Anche quando si tratta di soggetti originali, tuttavia, prevale la reinvenzione personale, l’attualizzazione creativa alla trasposizione filologica. Kafka, insomma, come premonizione ed enciclopedia del presente, ma da consultare e celare. Nel complesso si è affermato un approccio obliquo, indiretto, spesso postmoderno, che non di rado porta i segni dell’incompiuto (emblematico il caso di Federico Fellini nella meta-biografia Intervista). Diversamente dal ciò che accadde e accade a teatro, da Denis Villeneuve (Enemy) a Terry Gilliam (Brazil) a Marco Ferreri (L’udienza, ma anche La donna scimmia), passando per Filip JanRymsza (Mosquito State) e soprattutto Spike Jonze (Essere John Malkovich) l’impressione è che Kafka sia talmente tanto meditato e assimilato dalla cultura di massa che registi e sceneggiatori lo impiegano inconsciamente, dandone per assodata la persistenza nell’immaginario collettivo.
Si ricorre a Kafka per interrogare il presente, convalidandolo come serbatoio subcosciente e condiviso di una rappresentazione oppressiva del potere, dello smarrimento dell’uomo medio, della spersonalizzazione burocratica, della distopia grottesca. Tratti universali spesso piegati a risemantizzazioni proprie, tra il fantasy e il dramma. Emblematico è in questo senso il caso della Nová vlna: il cinema d’avanguardia cecoslovacco all’alba dei Sessanta non vanta trasposizioni dirette dei suoi libri, eppure com’è kafkiano, spesso per astrazione simbolica, il ritratto di antieroi frustrati dal contesto sociale, funzionali a ribadire l’insofferenza generazionale e la disappartenza alla società di regime (i più ricettivi in questo senso sono Věra Chytilová, Jan Němec e il primo Milos Forman).

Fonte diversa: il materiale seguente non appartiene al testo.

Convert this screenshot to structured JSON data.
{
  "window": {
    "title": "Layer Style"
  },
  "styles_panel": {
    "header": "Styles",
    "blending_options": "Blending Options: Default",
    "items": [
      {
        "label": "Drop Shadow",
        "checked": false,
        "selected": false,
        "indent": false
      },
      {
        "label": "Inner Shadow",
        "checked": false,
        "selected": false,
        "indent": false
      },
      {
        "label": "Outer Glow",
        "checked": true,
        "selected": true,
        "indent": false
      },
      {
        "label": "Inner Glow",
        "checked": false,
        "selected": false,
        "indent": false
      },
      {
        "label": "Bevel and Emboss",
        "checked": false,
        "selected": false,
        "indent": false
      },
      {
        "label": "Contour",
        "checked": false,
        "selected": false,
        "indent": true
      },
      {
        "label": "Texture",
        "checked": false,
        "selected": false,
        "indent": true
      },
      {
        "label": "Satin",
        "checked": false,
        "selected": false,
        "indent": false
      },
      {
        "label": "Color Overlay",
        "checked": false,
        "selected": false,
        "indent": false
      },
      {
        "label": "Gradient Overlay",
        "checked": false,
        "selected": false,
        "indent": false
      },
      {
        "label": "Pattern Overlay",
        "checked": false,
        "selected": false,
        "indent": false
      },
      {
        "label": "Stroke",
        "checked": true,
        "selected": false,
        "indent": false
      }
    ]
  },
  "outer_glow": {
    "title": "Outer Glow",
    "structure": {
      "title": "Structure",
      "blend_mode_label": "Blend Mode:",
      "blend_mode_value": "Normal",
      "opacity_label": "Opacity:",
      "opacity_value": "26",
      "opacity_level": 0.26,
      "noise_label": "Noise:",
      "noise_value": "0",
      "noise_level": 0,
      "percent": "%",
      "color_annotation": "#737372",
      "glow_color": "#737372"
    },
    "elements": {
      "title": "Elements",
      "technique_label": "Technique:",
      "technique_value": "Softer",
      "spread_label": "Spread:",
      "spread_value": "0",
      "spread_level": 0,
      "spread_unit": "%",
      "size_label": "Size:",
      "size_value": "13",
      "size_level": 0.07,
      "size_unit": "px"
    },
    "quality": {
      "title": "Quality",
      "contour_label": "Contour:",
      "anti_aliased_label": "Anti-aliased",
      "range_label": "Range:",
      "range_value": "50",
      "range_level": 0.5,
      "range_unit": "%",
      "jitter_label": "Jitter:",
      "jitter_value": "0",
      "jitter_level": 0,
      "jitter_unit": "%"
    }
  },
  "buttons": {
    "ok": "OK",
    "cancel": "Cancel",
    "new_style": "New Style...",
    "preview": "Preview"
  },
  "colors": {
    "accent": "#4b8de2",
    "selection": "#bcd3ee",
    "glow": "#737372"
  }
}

Più o meno negli stessi anni, pure Woody Allen sogguarda, tra gli altri, Kafka nelle parodie antirivoluzionarie (Il dittatore dello stato libero di Bananas e Il dormiglione), nell’idealizzazione dell’amore mai svincolato dall’impaccio sessuale (Io e Annie), nell’alienazione dell’io (Ombre e nebbia), nei cambi di identità (Zelig). A ben pensarci, perfino un certo cinema di Marco Bellocchio si rivela (anche) kafkiano quando s’innerva di accadimenti assurdi, dissociazioni psichiche, allucinazioni, incomunicabilità famigliare, incubi e metamorfosi irreversibili: sovviene alla mente, tanto Maddalena de La visione del sabba, quando il palazzo e la vita giudiziaria de La condanna, senza dimenticare Ida Dalser di Vincere e Edgardo Mortara, il bambino ebreo Rapito e convertito a metà Ottocento da Pio IX. Indubbiamente, poi, il corpo di polizia corrotto e autocratico, la burocratizzazione e la dialettica interna del potere, i civili inermi che subiscono e non capiscono i magheggi alla base di Indagine su un cittadino al di sopra di ogni sospetto rendono anche Elio Petri debitore dello scrittore.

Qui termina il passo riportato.